|Reference : Rhythms in Neuromorphic Reinforcement Learning|
|Scientific congresses and symposiums : Poster|
|Engineering, computing & technology : Multidisciplinary, general & others|
|Rhythms in Neuromorphic Reinforcement Learning|
|Dethier, Julie [Université de Liège - ULg > Dép. d'électric., électron. et informat. (Inst.Montefiore) > Systèmes et modélisation >]|
|Ernst, Damien [ > > ]|
|Sepulchre, Rodolphe [ > > ]|
|International Conference on Brain Dynamics and Decision Making|
|27th of May 2012 - 31st of May 2012|
|[en] Living organisms are able to successfully perform challenging tasks such as perception, classification, association, and control. In hope for similar successes in artificial systems, neuromorphic engineering uses neurophysiological models of information processing in biological systems to emulate their functions. Our focus lies in the basal ganglia (BG) and specifically on their involvement in action selection and reinforcement learning (RL).
The BG are a group of interconnected subcortical nuclei that participate in cortical-‐ and sub-‐cortical loops for limbic, associative, and sensorimotor functions. These loops are topographically organized in relatively discrete channels that loop back, via appropriate thalamic relays, to the same area of cortex they originated from.

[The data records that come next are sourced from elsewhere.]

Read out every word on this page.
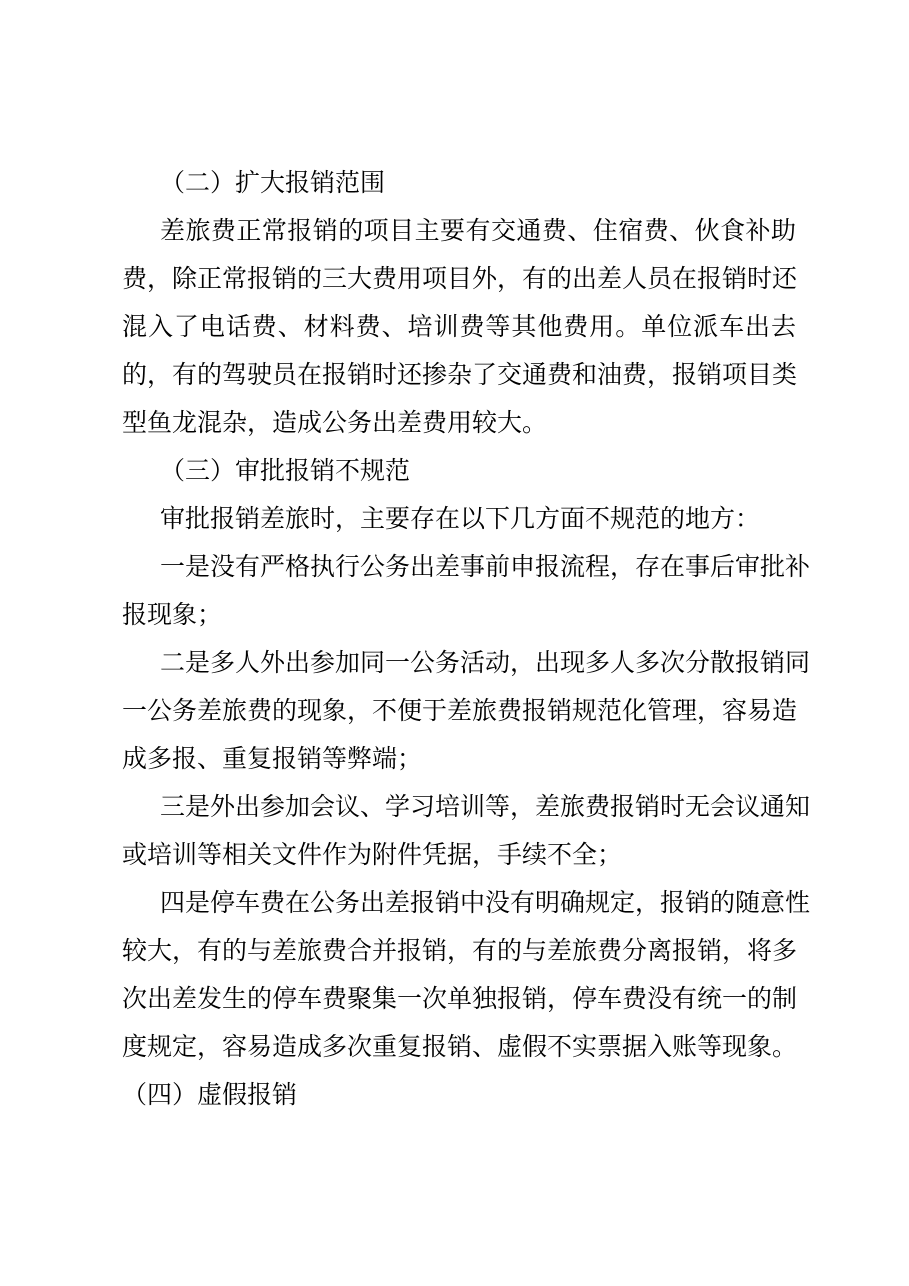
（二）扩大报销范围

差旅费正常报销的项目主要有交通费、住宿费、伙食补助

费，除正常报销的三大费用项目外，有的出差人员在报销时还

混入了电话费、材料费、培训费等其他费用。单位派车出去

的，有的驾驶员在报销时还掺杂了交通费和油费，报销项目类

型鱼龙混杂，造成公务出差费用较大。

（三）审批报销不规范

审批报销差旅时，主要存在以下几方面不规范的地方：

一是没有严格执行公务出差事前申报流程，存在事后审批补

报现象；

二是多人外出参加同一公务活动，出现多人多次分散报销同

一公务差旅费的现象，不便于差旅费报销规范化管理，容易造

成多报、重复报销等弊端；

三是外出参加会议、学习培训等，差旅费报销时无会议通知

或培训等相关文件作为附件凭据，手续不全；

四是停车费在公务出差报销中没有明确规定，报销的随意性

较大，有的与差旅费合并报销，有的与差旅费分离报销，将多

次出差发生的停车费聚集一次单独报销，停车费没有统一的制

度规定，容易造成多次重复报销、虚假不实票据入账等现象。

（四）虚假报销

The action selection mechanism comes directly from the BG architecture: the parallel channels compete for behavioral resources, conveying phasic excitatory signals–bids for selection–to the input nuclei. Through comparison of input magnitudes, the tonic inhibitory output is withdrawn from selected channels and maintained or increased on non-‐selected channels, releasing or preventing action, respectively. This action selection model can be exploited in Cognitive Pattern Generators, analogue to the motor system's Central Pattern Generators, rhythm generators that operate to organize cognition.
The BG play also a critical role in reward and RL circuits. Phasic firing in midbrain dopaminergic neurons complies with the reward prediction error signal of contemporary learning theories. This mechanism could explain cognitive functions, e.g. conditioning memory, and dysfunctions, e.g. Parkinson’s and schizophrenia.
Modeling rhythms at the neurocellular level could introduce the rhythmic component required at the network level for both action selection and RL. The first step in this project is the modeling of the BG and their parallel processing loops with this rhythmic component, a subject of ongoing research.